Estudo revela novo papel da metilação do DNA em anêmonas do mar

Pesquisadores descobriram que a metilação do DNA em anêmonas do mar desempenha um papel ancestral na defesa do genoma, desafiando a visão tradicional sobre sua função na regulação gênica. O estudo, publicado na revista Nature Ecology & Evolution, revela que alterações epigenéticas podem ser transmitidas entre gerações.
Descoberta sobre metilação do DNA em anêmonas
A pesquisa focou na anêmona do mar Nematostella vectensis, um organismo simples que ocupa uma posição importante na evolução animal. Os cientistas removeram a maior parte da metilação do DNA, esperando perturbações significativas no desenvolvimento. Surpreendentemente, os animais se desenvolveram normalmente, revelando que a metilação poderia ter uma função primordial diferente da regulação gênica.
Impacto da remoção da metilação no desenvolvimento
A remoção da metilação do DNA não afetou o desenvolvimento normal das anêmonas, mas expôs elementos genéticos móveis, conhecidos como ‘genes saltadores’. Esses elementos, que podem se mover dentro do genoma, são frequentemente considerados parasitas genômicos, pois podem interferir em genes críticos e ameaçar a estabilidade do genoma.
Evidências de herança epigenética
O estudo também revelou que as alterações epigenéticas induzidas experimentalmente poderiam ser herdadas.
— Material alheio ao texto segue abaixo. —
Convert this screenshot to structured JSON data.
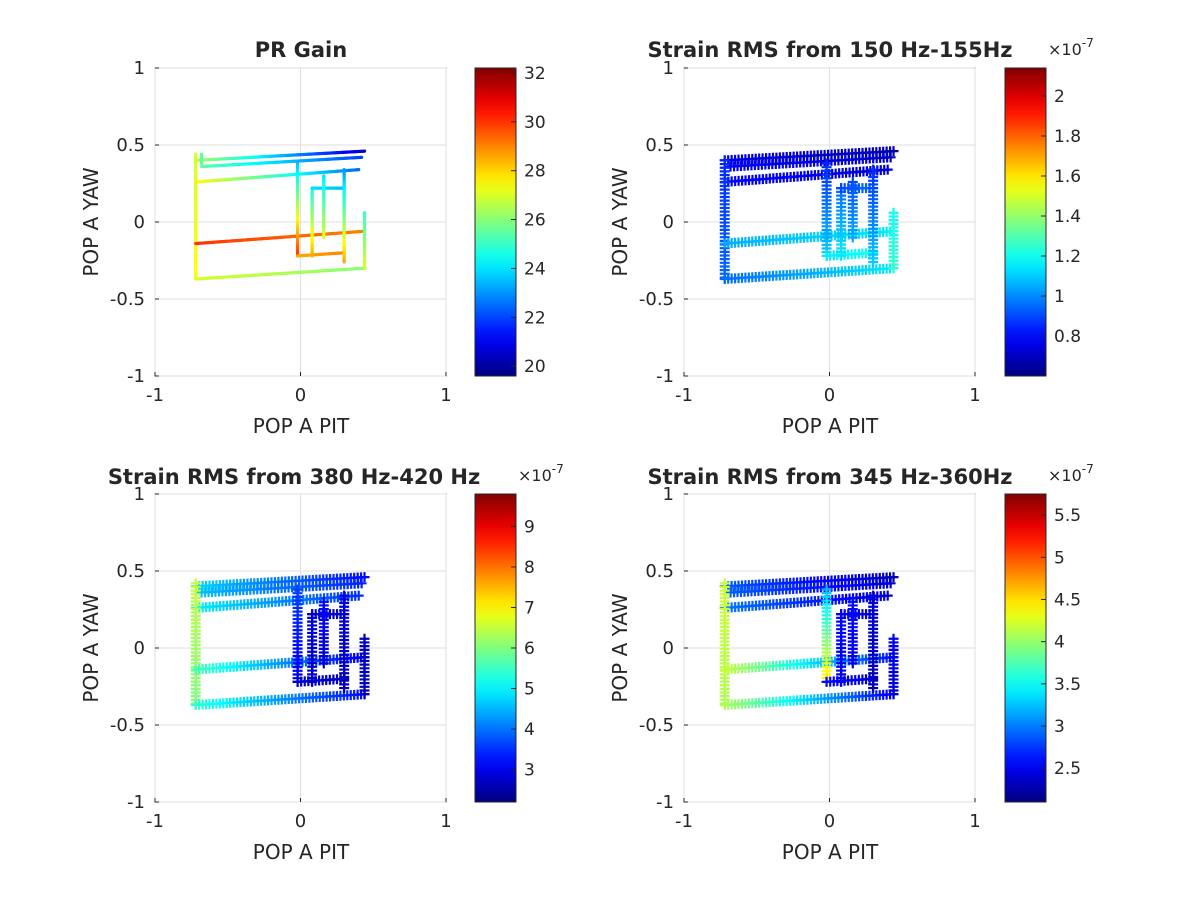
{
  "figure": {
    "background": "#ffffff",
    "colormap": "jet"
  },
  "chart_data": [
    {
      "type": "scatter",
      "title": "PR Gain",
      "xlabel": "POP A PIT",
      "ylabel": "POP A YAW",
      "xlim": [
        -1,
        1
      ],
      "ylim": [
        -1,
        1
      ],
      "xticks": [
        "-1",
        "0",
        "1"
      ],
      "yticks": [
        "1",
        "0.5",
        "0",
        "-0.5",
        "-1"
      ],
      "grid": true,
      "marker": "dot",
      "colorbar": {
        "min": 19.6,
        "max": 32.2,
        "exponent": "",
        "ticks": [
          20,
          22,
          24,
          26,
          28,
          30,
          32
        ],
        "tick_labels": [
          "20",
          "22",
          "24",
          "26",
          "28",
          "30",
          "32"
        ]
      },
      "segments": [
        {
          "from": [
            -0.72,
            0.4
          ],
          "to": [
            0.44,
            0.46
          ],
          "c_from": 26.5,
          "c_to": 20.5
        },
        {
          "from": [
            -0.68,
            0.36
          ],
          "to": [
            0.42,
            0.42
          ],
          "c_from": 25.5,
          "c_to": 22.0
        },
        {
          "from": [
            -0.72,
            0.26
          ],
          "to": [
            0.4,
            0.34
          ],
          "c_from": 27.5,
          "c_to": 22.5
        },
        {
          "from": [
            -0.72,
            0.44
          ],
          "to": [
            -0.72,
            -0.36
          ],
          "c_from": 27.0,
          "c_to": 27.5
        },
        {
          "from": [
            -0.68,
            0.44
          ],
          "to": [
            -0.68,
            0.38
          ],
          "c_from": 25.5,
          "c_to": 25.5
        },
        {
          "from": [
            -0.72,
            -0.14
          ],
          "to": [
            0.44,
            -0.06
          ],
          "c_from": 30.0,
          "c_to": 29.0
        },
        {
          "from": [
            -0.72,
            -0.37
          ],
          "to": [
            0.44,
            -0.3
          ],
          "c_from": 27.0,
          "c_to": 26.0
        },
        {
          "from": [
            -0.02,
            0.38
          ],
          "to": [
            -0.02,
            -0.22
          ],
          "c_from": 23.5,
          "c_to": 30.0
        },
        {
          "from": [
            -0.02,
            -0.22
          ],
          "to": [
            0.3,
            -0.2
          ],
          "c_from": 28.5,
          "c_to": 29.0
        },
        {
          "from": [
            0.08,
            0.22
          ],
          "to": [
            0.08,
            -0.22
          ],
          "c_from": 24.5,
          "c_to": 28.5
        },
        {
          "from": [
            0.08,
            0.22
          ],
          "to": [
            0.3,
            0.22
          ],
          "c_from": 24.0,
          "c_to": 23.5
        },
        {
          "from": [
            0.3,
            0.34
          ],
          "to": [
            0.3,
            -0.26
          ],
          "c_from": 23.0,
          "c_to": 28.5
        },
        {
          "from": [
            0.44,
            0.06
          ],
          "to": [
            0.44,
            -0.3
          ],
          "c_from": 25.0,
          "c_to": 27.0
        },
        {
          "from": [
            0.16,
            0.3
          ],
          "to": [
            0.16,
            -0.1
          ],
          "c_from": 24.0,
          "c_to": 27.0
        }
      ]
    },
    {
      "type": "scatter",
      "title": "Strain RMS from 150 Hz-155Hz",
      "xlabel": "POP A PIT",
      "ylabel": "POP A YAW",
      "xlim": [
        -1,
        1
      ],
      "ylim": [
        -1,
        1
      ],
      "xticks": [
        "-1",
        "0",
        "1"
      ],
      "yticks": [
        "1",
        "0.5",
        "0",
        "-0.5",
        "-1"
      ],
      "grid": true,
      "marker": "plus",
      "colorbar": {
        "min": 0.6,
        "max": 2.14,
        "exponent": "-7",
        "ticks": [
          0.8,
          1.0,
          1.2,
          1.4,
          1.6,
          1.8,
          2.0
        ],
        "tick_labels": [
          "0.8",
          "1",
          "1.2",
          "1.4",
          "1.6",
          "1.8",
          "2"
        ]
      },
      "segments": [
        {
          "from": [
            -0.72,
            0.4
          ],
          "to": [
            0.44,
            0.46
          ],
          "c_from": 0.75,
          "c_to": 0.68
        },
        {
          "from": [
            -0.68,
            0.36
          ],
          "to": [
            0.42,
            0.42
          ],
          "c_from": 0.78,
          "c_to": 0.7
        },
        {
          "from": [
            -0.72,
            0.26
          ],
          "to": [
            0.4,
            0.34
          ],
          "c_from": 0.8,
          "c_to": 0.72
        },
        {
          "from": [
            -0.72,
            0.4
          ],
          "to": [
            -0.72,
            -0.36
          ],
          "c_from": 0.85,
          "c_to": 0.95
        },
        {
          "from": [
            -0.72,
            -0.14
          ],
          "to": [
            0.44,
            -0.06
          ],
          "c_from": 1.05,
          "c_to": 1.15
        },
        {
          "from": [
            -0.72,
            -0.37
          ],
          "to": [
            0.44,
            -0.3
          ],
          "c_from": 0.95,
          "c_to": 1.15
        },
        {
          "from": [
            -0.02,
            0.38
          ],
          "to": [
            -0.02,
            -0.22
          ],
          "c_from": 0.85,
          "c_to": 1.1
        },
        {
          "from": [
            -0.02,
            -0.22
          ],
          "to": [
            0.3,
            -0.2
          ],
          "c_from": 1.15,
          "c_to": 1.2
        },
        {
          "from": [
            0.08,
            0.22
          ],
          "to": [
            0.08,
            -0.22
          ],
          "c_from": 0.95,
          "c_to": 1.15
        },
        {
          "from": [
            0.08,
            0.22
          ],
          "to": [
            0.3,
            0.22
          ],
          "c_from": 0.9,
          "c_to": 0.95
        },
        {
          "from": [
            0.3,
            0.34
          ],
          "to": [
            0.3,
            -0.26
          ],
          "c_from": 0.85,
          "c_to": 1.1
        },
        {
          "from": [
            0.44,
            0.06
          ],
          "to": [
            0.44,
            -0.3
          ],
          "c_from": 1.2,
          "c_to": 1.25
        },
        {
          "from": [
            0.16,
            0.26
          ],
          "to": [
            0.16,
            -0.1
          ],
          "c_from": 0.9,
          "c_to": 1.05
        }
      ]
    },
    {
      "type": "scatter",
      "title": "Strain RMS from 380 Hz-420 Hz",
      "xlabel": "POP A PIT",
      "ylabel": "POP A YAW",
      "xlim": [
        -1,
        1
      ],
      "ylim": [
        -1,
        1
      ],
      "xticks": [
        "-1",
        "0",
        "1"
      ],
      "yticks": [
        "1",
        "0.5",
        "0",
        "-0.5",
        "-1"
      ],
      "grid": true,
      "marker": "plus",
      "colorbar": {
        "min": 2.2,
        "max": 9.8,
        "exponent": "-7",
        "ticks": [
          3,
          4,
          5,
          6,
          7,
          8,
          9
        ],
        "tick_labels": [
          "3",
          "4",
          "5",
          "6",
          "7",
          "8",
          "9"
        ]
      },
      "segments": [
        {
          "from": [
            -0.72,
            0.4
          ],
          "to": [
            0.44,
            0.46
          ],
          "c_from": 4.8,
          "c_to": 3.2
        },
        {
          "from": [
            -0.68,
            0.36
          ],
          "to": [
            0.42,
            0.42
          ],
          "c_from": 4.6,
          "c_to": 3.4
        },
        {
          "from": [
            -0.72,
            0.26
          ],
          "to": [
            0.4,
            0.34
          ],
          "c_from": 5.0,
          "c_to": 3.5
        },
        {
          "from": [
            -0.72,
            0.42
          ],
          "to": [
            -0.72,
            -0.36
          ],
          "c_from": 6.5,
          "c_to": 6.0
        },
        {
          "from": [
            -0.72,
            -0.14
          ],
          "to": [
            0.44,
            -0.06
          ],
          "c_from": 5.6,
          "c_to": 3.0
        },
        {
          "from": [
            -0.72,
            -0.37
          ],
          "to": [
            0.44,
            -0.3
          ],
          "c_from": 5.4,
          "c_to": 3.2
        },
        {
          "from": [
            -0.02,
            0.38
          ],
          "to": [
            -0.02,
            -0.22
          ],
          "c_from": 3.6,
          "c_to": 3.0
        },
        {
          "from": [
            -0.02,
            -0.22
          ],
          "to": [
            0.3,
            -0.2
          ],
          "c_from": 2.8,
          "c_to": 2.7
        },
        {
          "from": [
            0.08,
            0.22
          ],
          "to": [
            0.08,
            -0.22
          ],
          "c_from": 2.9,
          "c_to": 2.8
        },
        {
          "from": [
            0.08,
            0.22
          ],
          "to": [
            0.3,
            0.22
          ],
          "c_from": 2.8,
          "c_to": 2.7
        },
        {
          "from": [
            0.3,
            0.34
          ],
          "to": [
            0.3,
            -0.26
          ],
          "c_from": 2.9,
          "c_to": 2.6
        },
        {
          "from": [
            0.44,
            0.06
          ],
          "to": [
            0.44,
            -0.3
          ],
          "c_from": 2.7,
          "c_to": 2.6
        },
        {
          "from": [
            0.16,
            0.3
          ],
          "to": [
            0.16,
            -0.1
          ],
          "c_from": 3.2,
          "c_to": 2.8
        }
      ]
    },
    {
      "type": "scatter",
      "title": "Strain RMS from 345 Hz-360Hz",
      "xlabel": "POP A PIT",
      "ylabel": "POP A YAW",
      "xlim": [
        -1,
        1
      ],
      "ylim": [
        -1,
        1
      ],
      "xticks": [
        "-1",
        "0",
        "1"
      ],
      "yticks": [
        "1",
        "0.5",
        "0",
        "-0.5",
        "-1"
      ],
      "grid": true,
      "marker": "plus",
      "colorbar": {
        "min": 2.1,
        "max": 5.75,
        "exponent": "-7",
        "ticks": [
          2.5,
          3.0,
          3.5,
          4.0,
          4.5,
          5.0,
          5.5
        ],
        "tick_labels": [
          "2.5",
          "3",
          "3.5",
          "4",
          "4.5",
          "5",
          "5.5"
        ]
      },
      "segments": [
        {
          "from": [
            -0.72,
            0.4
          ],
          "to": [
            0.44,
            0.46
          ],
          "c_from": 2.9,
          "c_to": 2.3
        },
        {
          "from": [
            -0.68,
            0.36
          ],
          "to": [
            0.42,
            0.42
          ],
          "c_from": 2.9,
          "c_to": 2.4
        },
        {
          "from": [
            -0.72,
            0.26
          ],
          "to": [
            0.4,
            0.34
          ],
          "c_from": 3.0,
          "c_to": 2.4
        },
        {
          "from": [
            -0.72,
            0.42
          ],
          "to": [
            -0.72,
            -0.36
          ],
          "c_from": 4.2,
          "c_to": 4.1
        },
        {
          "from": [
            -0.72,
            -0.14
          ],
          "to": [
            0.44,
            -0.06
          ],
          "c_from": 4.2,
          "c_to": 2.6
        },
        {
          "from": [
            -0.72,
            -0.37
          ],
          "to": [
            0.44,
            -0.3
          ],
          "c_from": 4.1,
          "c_to": 2.5
        },
        {
          "from": [
            -0.02,
            0.38
          ],
          "to": [
            -0.02,
            -0.22
          ],
          "c_from": 3.2,
          "c_to": 4.5
        },
        {
          "from": [
            -0.02,
            -0.22
          ],
          "to": [
            0.3,
            -0.2
          ],
          "c_from": 2.6,
          "c_to": 2.4
        },
        {
          "from": [
            0.08,
            0.22
          ],
          "to": [
            0.08,
            -0.22
          ],
          "c_from": 2.6,
          "c_to": 2.5
        },
        {
          "from": [
            0.08,
            0.22
          ],
          "to": [
            0.3,
            0.22
          ],
          "c_from": 2.5,
          "c_to": 2.4
        },
        {
          "from": [
            0.3,
            0.34
          ],
          "to": [
            0.3,
            -0.26
          ],
          "c_from": 2.4,
          "c_to": 2.3
        },
        {
          "from": [
            0.44,
            0.06
          ],
          "to": [
            0.44,
            -0.3
          ],
          "c_from": 2.5,
          "c_to": 2.4
        },
        {
          "from": [
            0.16,
            0.3
          ],
          "to": [
            0.16,
            -0.1
          ],
          "c_from": 2.6,
          "c_to": 2.5
        }
      ]
    }
  ]
}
Segundo o Dr. Alex de Mendoza, da Queen Mary University, a falta de reprogramação epigenética extensiva em invertebrados permitiu que estados de metilação anormais persistissem nos descendentes, alterando a ativação gênica na próxima geração.

Implicações evolutivas da pesquisa
Os resultados sugerem que a função ancestral da metilação do DNA não era apenas a regulação da expressão gênica, mas também a proteção contra genes saltadores disruptivos. Essa pesquisa oferece uma nova perspectiva sobre as origens evolutivas dos mecanismos de regulação gênica, destacando como variações epigenéticas podem persistir ao longo das gerações, contribuindo para a evolução sem alterações na sequência de DNA subjacente.
O estudo completo pode ser acessado através do link DOI: 10.1038/s41559-026-03090-6. Essas descobertas ressaltam a complexidade da regulação gênica e suas implicações para a biologia evolutiva.